Some time in 1990, I discovered Louis L’Amour and his books. Over the years I managed to build a significant collection of his titles, but the centrepiece is: The Sackett series.
It was just after my first major surgery, for ACL tear on my right knee, a surgery that effectively put paid to my fledgling but promising futures in athletics, soccer, and dance. I found myself restricted to home with limited movement and muscle building exercises for close to two months. I was 19 at that time. The Sackett series was just what I needed to take my mind off my troubles.
The stories were captivating as were the olden-day values that one still finds in rural towns across the world. But it was the description of the people and American landscape that stayed with me. Like a mental image of a land and its people.

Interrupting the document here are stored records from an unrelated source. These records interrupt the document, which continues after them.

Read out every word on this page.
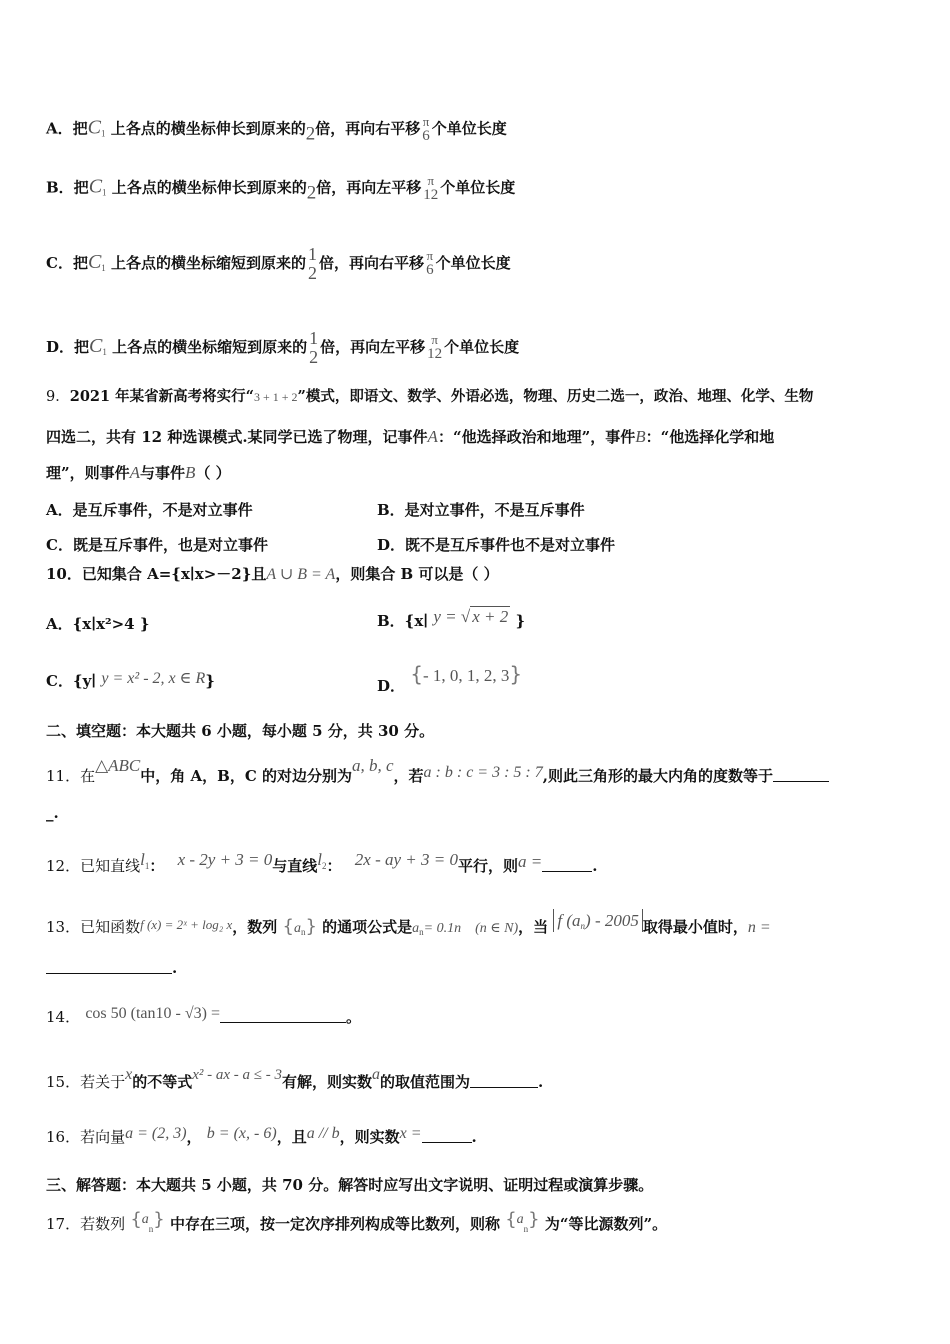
A．把$C_1$ 上各点的横坐标伸长到原来的2倍，再向右平移 π
6 个单位长度
B．把$C_1$ 上各点的横坐标伸长到原来的2倍，再向左平移 π
12 个单位长度
C．把$C_1$ 上各点的横坐标缩短到原来的 1
2 倍，再向右平移 π
6 个单位长度
D．把$C_1$ 上各点的横坐标缩短到原来的 1
2 倍，再向左平移 π
12 个单位长度
9．2021 年某省新高考将实行“3 + 1 + 2”模式，即语文、数学、外语必选，物理、历史二选一，政治、地理、化学、生物
四选二，共有 12 种选课模式.某同学已选了物理，记事件A：“他选择政治和地理”，事件B：“他选择化学和地
理”，则事件A与事件B（ ）
A．是互斥事件，不是对立事件	B．是对立事件，不是互斥事件
C．既是互斥事件，也是对立事件	D．既不是互斥事件也不是对立事件
10．已知集合 A={x∣x>－2}且A ∪ B = A，则集合 B 可以是（ ）
A．{x∣x²>4 }	B．{x∣ y = √ x + 2 }
C．{y∣ y = x² - 2, x ∈ R}	D． {- 1, 0, 1, 2, 3}
二、填空题：本大题共 6 小题，每小题 5 分，共 30 分。
11．在△ABC中，角 A，B，C 的对边分别为a, b, c，若a : b : c = 3 : 5 : 7,则此三角形的最大内角的度数等于
_.
12．已知直线$l^1$： x - 2y + 3 = 0与直线$l^2$： 2x - ay + 3 = 0平行，则a =	.
13．已知函数f (x) = 2ˣ + log₂ x，数列 $\{a_n\}$ 的通项公式是$a_n= 0.1n$    (n ∈ N)，当 f $(a_n) - 2005$ 取得最小值时，n =
.
14． cos 50 (tan10 - √3) =	。
15．若关于x的不等式x² - ax - a ≤ - 3有解，则实数a的取值范围为	.
16．若向量a = (2, 3)， b = (x, - 6)，且a // b，则实数x =	.
三、解答题：本大题共 5 小题，共 70 分。解答时应写出文字说明、证明过程或演算步骤。
17．若数列 $\{a_n\}$ 中存在三项，按一定次序排列构成等比数列，则称 $\{a_n\}$ 为“等比源数列”。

Years later in 2007, I found myself in the United States of America, in Texas- visiting Dallas, Fort Worth, and Wilmington to be precise. It was a two week trip, working with instructors, pilots, aircraft engineers and instructional designers – my first intimate interaction with Americans in America. And I found the men and women I met exactly how I had expected them to be: gregarious, generous, direct, upstanding, affectionate, welcoming, open-minded, with great family values.
And I found the land as I had expected it to be: green, and brown and stretching endlessly under one huge endless blue sky.
In the decade after that, I travelled to the US several times, to Denver, Chicago, Atlanta, New York, New Jersey, but mostly to Orlando. And I found more of the same values and the same openness everywhere I went.
The sky is different beyond every bend, every hill, every breath and yet it is the same: Vast, peaceful, strong.
People are different in every region, every nation, every continent and yet they are the same: Open, affectionate, welcoming.
Good Morning World. We all live under the same sun. And we always find what we go looking for.